Josh’s cousin, Marty, was 8 1/2 months pregnant and gave birth to a still born little boy. They think it was a blood clot but they still aren’t sure. She and her husband Mike are two of those people that you don’t find bad in. They have the strongest faith of any two people I know. And all they wanted was a child.
It doesn’t seem fair. It doesn’t seem fair at all. I look around at all of the people that have kids out there they don’t take care of them. People that don’t want children anyway. Teenage girls who know what they are doing and get pregnant and then abort this poor child that hasn’t done anything. Then, you have people like Mike and Marty who want more than anything to have their own family and those are the ones that things like this happen to.
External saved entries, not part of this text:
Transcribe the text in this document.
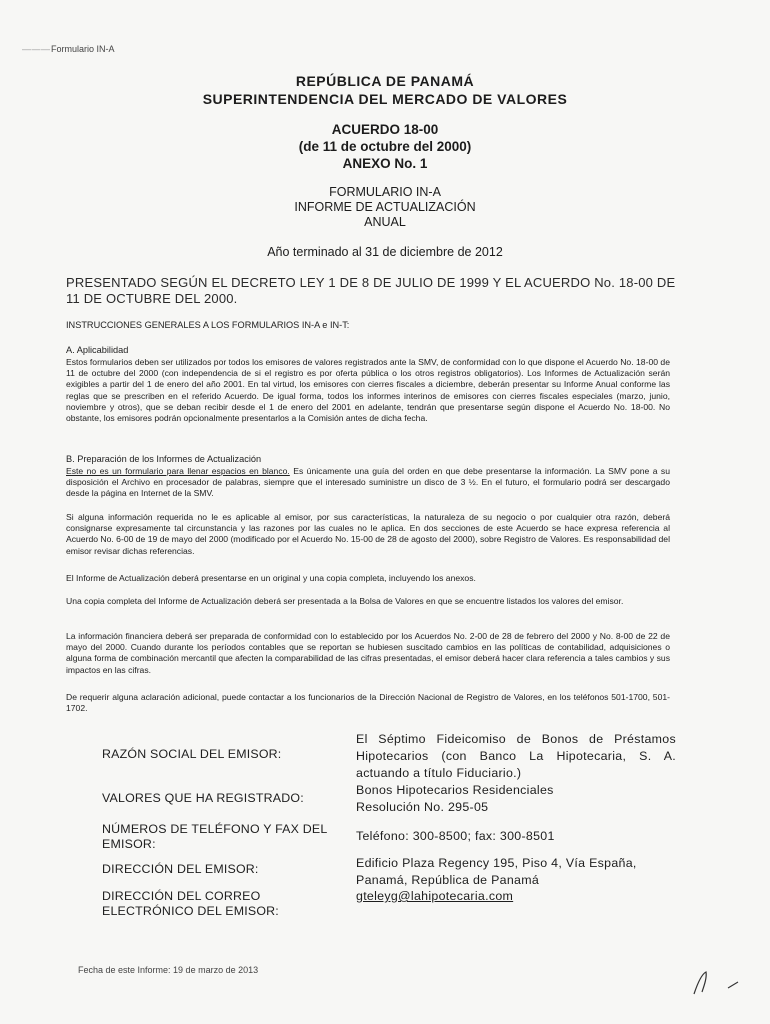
— — — Formulario IN-A
REPÚBLICA DE PANAMÁ
SUPERINTENDENCIA DEL MERCADO DE VALORES
ACUERDO 18-00
(de 11 de octubre del 2000)
ANEXO No. 1
FORMULARIO IN-A
INFORME DE ACTUALIZACIÓN
ANUAL
Año terminado al 31 de diciembre de 2012
PRESENTADO SEGÚN EL DECRETO LEY 1 DE 8 DE JULIO DE 1999 Y EL ACUERDO No. 18-00 DE 11 DE OCTUBRE DEL 2000.
INSTRUCCIONES GENERALES A LOS FORMULARIOS IN-A e IN-T:
A. Aplicabilidad
Estos formularios deben ser utilizados por todos los emisores de valores registrados ante la SMV, de conformidad con lo que dispone el Acuerdo No. 18-00 de 11 de octubre del 2000 (con independencia de si el registro es por oferta pública o los otros registros obligatorios). Los Informes de Actualización serán exigibles a partir del 1 de enero del año 2001. En tal virtud, los emisores con cierres fiscales a diciembre, deberán presentar su Informe Anual conforme las reglas que se prescriben en el referido Acuerdo. De igual forma, todos los informes interinos de emisores con cierres fiscales especiales (marzo, junio, noviembre y otros), que se deban recibir desde el 1 de enero del 2001 en adelante, tendrán que presentarse según dispone el Acuerdo No. 18-00. No obstante, los emisores podrán opcionalmente presentarlos a la Comisión antes de dicha fecha.
B. Preparación de los Informes de Actualización
Este no es un formulario para llenar espacios en blanco. Es únicamente una guía del orden en que debe presentarse la información. La SMV pone a su disposición el Archivo en procesador de palabras, siempre que el interesado suministre un disco de 3 ½. En el futuro, el formulario podrá ser descargado desde la página en Internet de la SMV.
Si alguna información requerida no le es aplicable al emisor, por sus características, la naturaleza de su negocio o por cualquier otra razón, deberá consignarse expresamente tal circunstancia y las razones por las cuales no le aplica. En dos secciones de este Acuerdo se hace expresa referencia al Acuerdo No. 6-00 de 19 de mayo del 2000 (modificado por el Acuerdo No. 15-00 de 28 de agosto del 2000), sobre Registro de Valores. Es responsabilidad del emisor revisar dichas referencias.
El Informe de Actualización deberá presentarse en un original y una copia completa, incluyendo los anexos.
Una copia completa del Informe de Actualización deberá ser presentada a la Bolsa de Valores en que se encuentre listados los valores del emisor.
La información financiera deberá ser preparada de conformidad con lo establecido por los Acuerdos No. 2-00 de 28 de febrero del 2000 y No. 8-00 de 22 de mayo del 2000. Cuando durante los períodos contables que se reportan se hubiesen suscitado cambios en las políticas de contabilidad, adquisiciones o alguna forma de combinación mercantil que afecten la comparabilidad de las cifras presentadas, el emisor deberá hacer clara referencia a tales cambios y sus impactos en las cifras.
De requerir alguna aclaración adicional, puede contactar a los funcionarios de la Dirección Nacional de Registro de Valores, en los teléfonos 501-1700, 501-1702.
RAZÓN SOCIAL DEL EMISOR:
El Séptimo Fideicomiso de Bonos de Préstamos Hipotecarios (con Banco La Hipotecaria, S. A. actuando a título Fiduciario.)
VALORES QUE HA REGISTRADO:
Bonos Hipotecarios Residenciales Resolución No. 295-05
NÚMEROS DE TELÉFONO Y FAX DEL EMISOR:
Teléfono: 300-8500; fax: 300-8501
DIRECCIÓN DEL EMISOR:	Edificio Plaza Regency 195, Piso 4, Vía España, Panamá, República de Panamá
DIRECCIÓN DEL CORREO ELECTRÓNICO DEL EMISOR:
gteleyg@lahipotecaria.com
Fecha de este Informe: 19 de marzo de 2013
It isn’t fair. It doesn’t make any sense. I have really had to hold onto the fact that things happen for a reason these past few days, because this has been hard for me to swallow. If anything, it has made me cherish my little boy more than I already did. I could not imagine going through something like that. Losing a child is one thing, a miscarriage is another. But losing a baby after you have carried him full term. She had 2 weeks left till his due date. TWO WEEKS. I don’t get it. So, for everyone out there in blog world that reads this, I ask that you send up a prayer for Mike and Marty. I can’t imagine what they are going through. I can’t imagine how hard this is.